Это - из-за меня. А что было бы из-за Ляльки и Брэма? Наверное, Людмила разорвала бы книгу в клочья. Сожгла бы на плите. Страшновато даже представить себе, как развернулись бы события...
«Да здорова ли она?» - спрашивала я Антона, когда он, вытирая слезы на глазах, рассказывал о чашке.
Оказалось -  вполне здорова, просто характер сложный... Ничего себе! Это же не жизнь, а пытка! «Ты бы хоть с родными и друзьями посоветовался, что делать», - предложила я. Уже советовался. И все, кто знает ее, рекомендовали одно и то же: не затевать разговоров, избегать их; натура такая, ничего не поделаешь
Не знаю, может, и не поделаешь. Но мне теперь стала куда понятнее история с Ольгой-Лялькой. Да если бы ее и не было, а Антон женился на Людмиле, ему бы надо было выдумать некую Ляльку, чтобы хоть иногда, в мыслях-мечтах уходить в какое-никакое убежище... Иначе ведь можно и не выжить!
Впрочем, не знаю, могу ли я осуждать Люду. Как бы сама повела себя, если бы что-то заподозрила в семейной жизни? Ушла бы? А если бы не смогла? Если бы любовь моя была сильнее собственной воли? Замкнулась бы? Замолчала? Но что может быть хуже в семейной жизни, чем молчание? Наверное, даже скандалы лучше - после разрядки может наступить временное облегчение. В молчании - смерть.
Чужую беду рукой разведу... Нет, не разводится!
А весна изливается голубеющим небом, пронзительной свежестью. В размышлениях я не заметила, как троллейбус подвез меня к нужной остановке. Вот и Антон - уже ждет, разгуливает с чемоданчиком-«дипломатом». Спокойный, степенный... Люда не увидит его сейчас, она на работе. Если только сам черт не шепнет ей на ушко... Нет, такое просто невероятно!
- Привет! Спасибо тебе, дружище, что привезла!
Я протягиваю ему бандероль, закутанную в целлофан и несколько газет. Она простояла у меня в квартире две недели, на пианино, бочком прижавшись к стенке, терпеливо дожидаясь своего часа. И пока стояла, спокойно и смиренно, пока переговаривалась со мной безмолвным языком, моя душа все больше погружалась в дебри чужой тайны. Душевной и жутковатой. Не любовной -   скорее, безлюбовной. Или какой-то еще.
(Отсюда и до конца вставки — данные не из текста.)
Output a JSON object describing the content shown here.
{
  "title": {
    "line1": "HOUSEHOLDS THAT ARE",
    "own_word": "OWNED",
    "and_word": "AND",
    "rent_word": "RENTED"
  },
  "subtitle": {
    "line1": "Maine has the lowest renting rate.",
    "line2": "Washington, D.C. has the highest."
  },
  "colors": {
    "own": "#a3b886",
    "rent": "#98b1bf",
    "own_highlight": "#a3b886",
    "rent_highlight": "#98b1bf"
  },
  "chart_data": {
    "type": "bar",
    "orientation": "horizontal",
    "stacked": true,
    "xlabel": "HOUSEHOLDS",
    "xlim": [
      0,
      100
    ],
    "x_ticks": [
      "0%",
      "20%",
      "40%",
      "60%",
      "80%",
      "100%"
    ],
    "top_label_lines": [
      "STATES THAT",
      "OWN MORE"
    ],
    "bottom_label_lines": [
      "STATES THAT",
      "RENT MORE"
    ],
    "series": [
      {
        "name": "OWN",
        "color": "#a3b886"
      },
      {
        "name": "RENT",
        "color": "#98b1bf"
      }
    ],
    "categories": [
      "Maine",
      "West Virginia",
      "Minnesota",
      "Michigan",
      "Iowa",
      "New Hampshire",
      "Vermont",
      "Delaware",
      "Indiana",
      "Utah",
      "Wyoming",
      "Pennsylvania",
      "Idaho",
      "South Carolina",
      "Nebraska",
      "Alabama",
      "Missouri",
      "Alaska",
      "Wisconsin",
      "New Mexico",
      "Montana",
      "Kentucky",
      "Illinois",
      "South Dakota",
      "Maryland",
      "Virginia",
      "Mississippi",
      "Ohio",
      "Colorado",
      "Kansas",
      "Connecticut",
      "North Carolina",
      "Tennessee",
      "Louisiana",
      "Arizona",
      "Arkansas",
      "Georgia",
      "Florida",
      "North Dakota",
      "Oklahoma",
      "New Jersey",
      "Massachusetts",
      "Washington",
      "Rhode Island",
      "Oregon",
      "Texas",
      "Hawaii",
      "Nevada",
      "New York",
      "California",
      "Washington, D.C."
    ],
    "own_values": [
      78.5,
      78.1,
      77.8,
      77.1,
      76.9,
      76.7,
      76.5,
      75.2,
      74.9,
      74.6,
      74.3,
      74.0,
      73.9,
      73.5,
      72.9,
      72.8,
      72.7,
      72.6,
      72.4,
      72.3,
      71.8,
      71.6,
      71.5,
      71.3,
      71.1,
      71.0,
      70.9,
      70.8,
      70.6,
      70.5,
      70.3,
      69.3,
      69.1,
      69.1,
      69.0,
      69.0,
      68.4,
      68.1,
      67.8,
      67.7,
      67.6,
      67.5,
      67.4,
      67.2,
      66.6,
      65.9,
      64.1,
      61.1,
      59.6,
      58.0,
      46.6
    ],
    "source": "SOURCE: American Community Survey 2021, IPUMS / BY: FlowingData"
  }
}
- Может, распакуешь и я заберу с собой бумаги и веревки?
- Правильно! Умница ты моя! Дружище! Ты не очень спешишь, а? Я сейчас, минуточку только!
Антон развернул бандероль. Да, коробочка лишь для упаковки. А в ней - снова книжка про зоопарк. С идиллическими картинками, с голубым небом. И с такой щемящей тоской... По чему? По кому? По Антону? Или... как у него, просто по человеческой душе, способной понять, принять и простить?
Не знаю.
Я сворачиваю в ком бумагу и веревки. Антон спешно запихивает  книгу в «дипломат». Прощаюсь и ухожу. Он что-то кричит мне вслед по весеннему ветру. Слов не слышу, но догадываюсь: просит и впредь не корить, а когда снова поступит на мой адрес бандероль или посылка, получить для него. Я не корю. Что мне? «Свой парень», просто друг. И хотела бы помочь Антону, только это не в моих силах.
А - в чьих?

С той поры минуло пятнадцать лет. Мы с Антоном давно «потеряли» друг друга, погрузившись каждый в свою жизнь. Где он, что? Может, в наш теперешний век всяческих свобод он как-то раскрепостил душу?